Vélez Sarsfield ganó un partido trascendental para clasificar a octavos de final de la Libertadores, asentado en las premisas de siempre, por lo menos las mismas de los últimos 17 años: juego colectivo, compromiso de conjunto y mentalidad ganadora. No es casual que este club crezca sostenidamente y se plantee objetivos acordes con sus progresos institucionales, luego trasladados al plano deportivo. Basta recorrer cada pasillo, cada rincón, cada nueva obra destinada a los asociados para advertir que el cuadro de Liniers piensa en grande, sin alardes ni autoengaños, apenas con la evidencia de sus logros en los cuales imperan la gratitud de los hinchas por lo conseguido y, como se dijo, la saludable intención de proponerse nuevos desafíos para enriquecer su centenaria historia.
Uno de esos desafíos es la Copa Libertadores, certamen que Vélez obtuvo en 1994 por única vez liderado por José Luis Chilavert, jugador símbolo de la entidad. El arquero paraguayo fue homenajeado por la comisión directiva en el partido ante Colo Colo, al cumplirse 14 años de aquel célebre gol a Germán Burgos desde casi 60 metros. Acto simbólico pero emocionante, que desató una estruendosa ovación de los casi 20 mil hinchas que acudieron al encuentro. Es que Chilavert no solo evoca para los simpatizantes recuerdos de sus muchas y variadas hazañas, del tiempo transcurrido, de la nostalgia arropada en una época. También expresa grandeza, coraje, rebeldía, la certeza de un destino de orgullo para el viejo Fortín de Villa Luro.
En ese paisaje donde predomina la calma, el reconocimiento de viejas glorias y arengas exhibidas en carteles publicitarios (sobre la Avenida Juan B. Justo hay una gigantografía con un enunciado explícito) , suena lógico que Vélez apunte a obtener el máximo torneo continental. Porque existe una estructura institucional que respalda, porque los conflictos internos y externos son patrimonio de otros y porque hay un equipo convencido de las fortalezas y el potencial que tiene, consciente -además- de cuáles son sus metas. Así lo demuestra el cuadro dirigido por Ricardo Gareca, estructurado con una defensa calificada que comete errores, es cierto, pero con suficiente empeño para cerrar los caminos del rival en momentos clave, dos mediocampistas con una capacidad de anticipo encomiable como son Leandro Somoza y Fabián Cubero, y un trío en ataque conformado por Maximiliano Moralez y los uruguayos Santiago Silva y Hernán López que lastima en el área contraria y se complementa a la perfección.

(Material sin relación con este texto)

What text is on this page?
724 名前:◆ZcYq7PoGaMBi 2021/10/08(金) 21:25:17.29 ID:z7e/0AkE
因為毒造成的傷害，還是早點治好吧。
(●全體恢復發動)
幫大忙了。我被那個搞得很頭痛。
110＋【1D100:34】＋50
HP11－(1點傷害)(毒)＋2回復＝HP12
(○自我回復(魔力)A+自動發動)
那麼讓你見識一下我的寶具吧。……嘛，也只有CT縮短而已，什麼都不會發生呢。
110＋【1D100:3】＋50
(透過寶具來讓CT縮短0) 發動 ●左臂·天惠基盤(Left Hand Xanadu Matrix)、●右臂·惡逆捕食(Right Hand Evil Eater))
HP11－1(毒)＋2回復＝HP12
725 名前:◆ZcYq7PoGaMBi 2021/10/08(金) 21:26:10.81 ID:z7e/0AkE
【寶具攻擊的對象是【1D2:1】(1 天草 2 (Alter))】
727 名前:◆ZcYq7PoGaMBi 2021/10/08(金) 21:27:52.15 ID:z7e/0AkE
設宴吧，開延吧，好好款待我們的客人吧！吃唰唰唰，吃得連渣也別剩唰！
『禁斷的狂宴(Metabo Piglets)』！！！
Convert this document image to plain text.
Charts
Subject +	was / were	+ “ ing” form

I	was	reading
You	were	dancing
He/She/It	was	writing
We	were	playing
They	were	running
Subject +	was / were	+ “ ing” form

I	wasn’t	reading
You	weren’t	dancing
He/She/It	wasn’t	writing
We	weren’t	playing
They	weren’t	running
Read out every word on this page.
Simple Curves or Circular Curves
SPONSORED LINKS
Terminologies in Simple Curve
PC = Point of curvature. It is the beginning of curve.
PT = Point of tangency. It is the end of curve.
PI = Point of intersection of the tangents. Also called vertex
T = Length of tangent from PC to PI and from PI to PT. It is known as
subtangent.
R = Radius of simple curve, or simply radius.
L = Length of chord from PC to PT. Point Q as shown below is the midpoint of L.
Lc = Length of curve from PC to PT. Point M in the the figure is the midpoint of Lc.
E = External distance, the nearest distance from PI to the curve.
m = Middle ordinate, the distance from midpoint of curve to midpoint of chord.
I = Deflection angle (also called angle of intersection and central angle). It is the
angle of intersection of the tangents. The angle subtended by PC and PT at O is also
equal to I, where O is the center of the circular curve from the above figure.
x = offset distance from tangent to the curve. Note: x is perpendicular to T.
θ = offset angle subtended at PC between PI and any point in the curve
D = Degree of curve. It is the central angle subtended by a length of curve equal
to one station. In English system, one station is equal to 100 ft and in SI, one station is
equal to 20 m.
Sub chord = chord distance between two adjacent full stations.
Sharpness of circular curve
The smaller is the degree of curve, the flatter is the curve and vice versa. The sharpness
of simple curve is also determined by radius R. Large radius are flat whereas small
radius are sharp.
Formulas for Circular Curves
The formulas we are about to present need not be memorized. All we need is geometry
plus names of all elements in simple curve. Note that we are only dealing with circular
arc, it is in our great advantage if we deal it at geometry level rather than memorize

Con esas armas, y yendo al encuentro con los chilenos, Vélez impuso su habitual jerarquía para transformar a Colo Colo en un auténtico híbrido, un conjunto atormentado por las circunstancias, y con rasgos similares a los de un equipo de la B Nacional de Argentina si se consideran sus tradicionales colores. Fue dos a uno, según el marcador final, aunque la manifiesta superioridad local hizo que jamás peligrara el triunfo, siquiera un eventual empate en dos desestimaba que la noche finalizara en victoria azul y blanca.
Señales, al cabo, que hablan de un firme candidato a ganar el torneo, en base a datos estadísticos y hechos visibles ceñidos a una trayectoria. En el lapso de 17 temporadas Vélez obtuvo 11 títulos mientras que hasta 1968 apenas sumaba un campeonato local, conseguido en condiciones dudosas tras la escandalosa mano de Gallo que allanó la conquista de aquel primer campeonato. Habrá que esforzarse demasiado para encontrar argumentos que minimizen semejante itinerario. Muchísimo más si proliferan dirigentes sensatos, comprometidos con el futuro de su club, que entendieron de la recursiva apelación a la mística y sus herencias. De que la grandeza, por qué no, es una construcción paciente, decidida, tal vez silenciosa, pero posible cuando un viaje de más de 100 años anuncia la próxima estación.